Leaves of Grass, Op. 100, by Paul Creston (1906-1985), with words from Walt Whitman, concluded the program. Composed in 1970, Leaves of Grass paired well with Bell’s new work, Emersonia. Indeed, Emerson had a high regard for Whitman, who was sixteen years his junior, and as transcendentalists, both had connections with Boston Unitarianism; furthermore, Emerson’s father was minister of First Church from 1799-1811. In the performance, Bob Winkley played the often-elaborate piano accompaniment in this five-section work. James Liu was the fine baritone soloist in the second movement, extolling the magnificent wonders of nature and creation; and Larry Thomas Bell was the reader in the third, a lament about war with chorus in the background. The fourth movement was a sweet ode to the Earth and the fifth, a jubilant song of personal strength and exultation.
Your reviewer wishes to muse a bit about First Church and acoustic aspects of this concert. Paul Randolph, who also was architect for the Jewett Art Center of Wellesley College and the Government Service Center in Boston, designed the current structure, which replaces the 1867 Ware and Van Brundt church that burned in 1968, leaving only the tower and East facade. I first attended organ recitals at First Church when it was new, and it remains a compelling, challenging structure to me personally. Once inside, having decided with no little uncertainty which door to enter, one next questions how to find the sanctuary. There is humor, quest and reward here—perhaps mirroring life. Upon entering the sanctuary one sees a panoply of walls, balconies and ceilings at jaunty angles and elevations, giving much to contemplate.

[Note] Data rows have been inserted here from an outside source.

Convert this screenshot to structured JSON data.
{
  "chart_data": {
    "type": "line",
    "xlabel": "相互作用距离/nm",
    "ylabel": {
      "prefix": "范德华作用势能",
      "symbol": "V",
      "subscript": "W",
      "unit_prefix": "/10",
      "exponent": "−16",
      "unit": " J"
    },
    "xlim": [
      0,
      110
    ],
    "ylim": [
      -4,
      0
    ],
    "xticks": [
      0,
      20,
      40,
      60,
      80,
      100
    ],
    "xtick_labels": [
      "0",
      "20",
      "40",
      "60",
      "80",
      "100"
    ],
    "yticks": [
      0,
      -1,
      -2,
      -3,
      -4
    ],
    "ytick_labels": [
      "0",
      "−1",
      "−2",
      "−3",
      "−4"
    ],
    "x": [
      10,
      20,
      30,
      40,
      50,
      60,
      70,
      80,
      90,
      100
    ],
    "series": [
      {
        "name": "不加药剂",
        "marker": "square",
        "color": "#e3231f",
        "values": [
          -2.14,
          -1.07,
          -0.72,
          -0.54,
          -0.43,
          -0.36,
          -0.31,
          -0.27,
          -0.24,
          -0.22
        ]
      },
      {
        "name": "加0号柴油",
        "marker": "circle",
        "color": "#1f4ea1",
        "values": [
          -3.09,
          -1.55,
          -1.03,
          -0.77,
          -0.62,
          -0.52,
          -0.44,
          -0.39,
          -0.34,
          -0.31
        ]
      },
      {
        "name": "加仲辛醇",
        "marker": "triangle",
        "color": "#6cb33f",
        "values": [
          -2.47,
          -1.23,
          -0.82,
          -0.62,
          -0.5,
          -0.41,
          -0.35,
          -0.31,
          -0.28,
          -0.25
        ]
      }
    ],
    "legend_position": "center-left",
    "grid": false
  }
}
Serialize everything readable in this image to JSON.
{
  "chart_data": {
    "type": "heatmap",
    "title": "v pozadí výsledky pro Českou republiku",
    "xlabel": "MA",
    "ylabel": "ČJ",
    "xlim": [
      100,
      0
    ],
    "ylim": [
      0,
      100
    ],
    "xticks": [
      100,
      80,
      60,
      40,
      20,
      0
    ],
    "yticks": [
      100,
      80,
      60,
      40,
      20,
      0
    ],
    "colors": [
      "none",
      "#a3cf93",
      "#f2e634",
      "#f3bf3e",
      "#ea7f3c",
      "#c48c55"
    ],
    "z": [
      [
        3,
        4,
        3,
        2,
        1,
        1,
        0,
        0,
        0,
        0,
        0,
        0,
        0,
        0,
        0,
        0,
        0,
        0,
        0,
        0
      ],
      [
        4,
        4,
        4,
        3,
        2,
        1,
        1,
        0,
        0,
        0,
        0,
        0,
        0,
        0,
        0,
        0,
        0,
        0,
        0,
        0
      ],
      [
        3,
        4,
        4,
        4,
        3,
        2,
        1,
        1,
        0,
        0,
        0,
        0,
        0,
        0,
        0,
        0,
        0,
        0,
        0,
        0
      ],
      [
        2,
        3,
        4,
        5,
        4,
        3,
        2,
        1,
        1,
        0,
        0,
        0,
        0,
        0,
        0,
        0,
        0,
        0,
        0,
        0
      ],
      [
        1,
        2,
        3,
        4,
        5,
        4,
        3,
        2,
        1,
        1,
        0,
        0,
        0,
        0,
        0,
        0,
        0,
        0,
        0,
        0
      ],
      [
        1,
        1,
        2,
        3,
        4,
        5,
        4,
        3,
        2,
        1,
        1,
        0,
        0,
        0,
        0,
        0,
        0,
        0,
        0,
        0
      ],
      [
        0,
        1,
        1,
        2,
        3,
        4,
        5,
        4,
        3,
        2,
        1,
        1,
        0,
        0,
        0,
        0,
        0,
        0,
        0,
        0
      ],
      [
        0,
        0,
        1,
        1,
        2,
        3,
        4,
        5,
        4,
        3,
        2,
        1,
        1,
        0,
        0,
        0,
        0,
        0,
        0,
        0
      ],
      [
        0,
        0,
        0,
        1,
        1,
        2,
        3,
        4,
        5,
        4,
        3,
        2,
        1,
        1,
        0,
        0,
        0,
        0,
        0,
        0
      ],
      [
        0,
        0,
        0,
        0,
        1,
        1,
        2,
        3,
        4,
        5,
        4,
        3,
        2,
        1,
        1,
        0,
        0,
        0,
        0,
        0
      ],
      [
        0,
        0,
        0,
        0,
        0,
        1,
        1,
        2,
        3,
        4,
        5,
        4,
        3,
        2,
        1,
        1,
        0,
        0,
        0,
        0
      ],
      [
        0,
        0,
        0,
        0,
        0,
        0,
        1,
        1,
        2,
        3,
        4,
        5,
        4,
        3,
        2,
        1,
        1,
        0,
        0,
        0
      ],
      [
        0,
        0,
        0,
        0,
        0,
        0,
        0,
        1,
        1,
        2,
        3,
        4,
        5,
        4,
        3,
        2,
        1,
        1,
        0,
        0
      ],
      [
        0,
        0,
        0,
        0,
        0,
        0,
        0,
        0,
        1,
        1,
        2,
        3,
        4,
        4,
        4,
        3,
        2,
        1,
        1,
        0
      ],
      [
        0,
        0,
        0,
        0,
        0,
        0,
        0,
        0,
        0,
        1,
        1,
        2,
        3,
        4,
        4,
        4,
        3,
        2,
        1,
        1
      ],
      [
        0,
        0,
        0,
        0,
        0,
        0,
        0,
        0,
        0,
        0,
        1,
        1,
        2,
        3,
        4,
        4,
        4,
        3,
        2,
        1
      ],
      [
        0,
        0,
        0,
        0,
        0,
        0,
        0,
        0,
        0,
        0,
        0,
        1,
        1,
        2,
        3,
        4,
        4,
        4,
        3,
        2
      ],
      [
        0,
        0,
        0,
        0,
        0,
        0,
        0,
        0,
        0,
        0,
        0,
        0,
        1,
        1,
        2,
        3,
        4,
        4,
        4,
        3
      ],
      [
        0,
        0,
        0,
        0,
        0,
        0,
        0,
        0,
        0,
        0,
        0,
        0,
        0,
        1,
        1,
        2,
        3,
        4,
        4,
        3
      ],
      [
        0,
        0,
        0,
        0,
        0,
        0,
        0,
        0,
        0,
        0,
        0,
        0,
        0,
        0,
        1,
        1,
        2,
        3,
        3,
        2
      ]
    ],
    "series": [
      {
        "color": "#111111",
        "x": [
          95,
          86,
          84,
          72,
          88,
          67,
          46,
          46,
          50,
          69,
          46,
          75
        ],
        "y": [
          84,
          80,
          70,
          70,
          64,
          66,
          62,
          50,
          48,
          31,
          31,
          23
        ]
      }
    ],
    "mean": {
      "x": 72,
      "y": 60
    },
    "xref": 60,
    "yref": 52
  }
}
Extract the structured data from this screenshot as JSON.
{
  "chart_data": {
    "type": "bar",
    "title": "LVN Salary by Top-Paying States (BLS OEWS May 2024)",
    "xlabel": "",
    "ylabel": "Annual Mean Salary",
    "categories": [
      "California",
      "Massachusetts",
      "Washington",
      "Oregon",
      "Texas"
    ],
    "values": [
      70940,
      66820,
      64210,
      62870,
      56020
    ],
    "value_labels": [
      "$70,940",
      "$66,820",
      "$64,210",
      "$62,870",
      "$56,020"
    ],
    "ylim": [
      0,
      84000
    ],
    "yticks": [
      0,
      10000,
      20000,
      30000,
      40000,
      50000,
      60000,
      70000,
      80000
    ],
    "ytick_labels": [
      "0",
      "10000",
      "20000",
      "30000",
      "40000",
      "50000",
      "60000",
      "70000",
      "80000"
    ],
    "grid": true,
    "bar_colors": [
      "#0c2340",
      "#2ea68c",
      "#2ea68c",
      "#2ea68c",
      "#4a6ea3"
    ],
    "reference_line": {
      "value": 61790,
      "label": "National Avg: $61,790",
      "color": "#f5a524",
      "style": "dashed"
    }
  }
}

In this a cappella concert, it would have been an additional treat had the choir sung from some of these different locations. From whatever position, the choir’s sound would seemingly have been clearer had they all faced the same direction, rather than standing in a half circle.
Another musing after Sunday’s concert is that this close-knit, spirited choir could refine its forte sound to be as beautiful as its piano sound, exercising care not to “over” sing, and giving special attention to the tone as the group crescendos. Since First Church uses recording and video media extensively, this choir has a marvelous opportunity to explore together their sound in this landmark building.
The audience expressed its sincere appreciation for this excellent “first” concert and your reviewer repeats the thank you to First Church members, their choir and Paul Cienniwa. May this concert become an annual event!
Joyce Painter Rice, an organist, recitalist, choral conductor and sometime concert organizer, has served in music capacities in a wide range of religious institutions. She is devoted to music for the organ and shares that concern through volunteering in the American Guild of Organists and at the Methuen Memorial Music Hall, home of the Great Organ.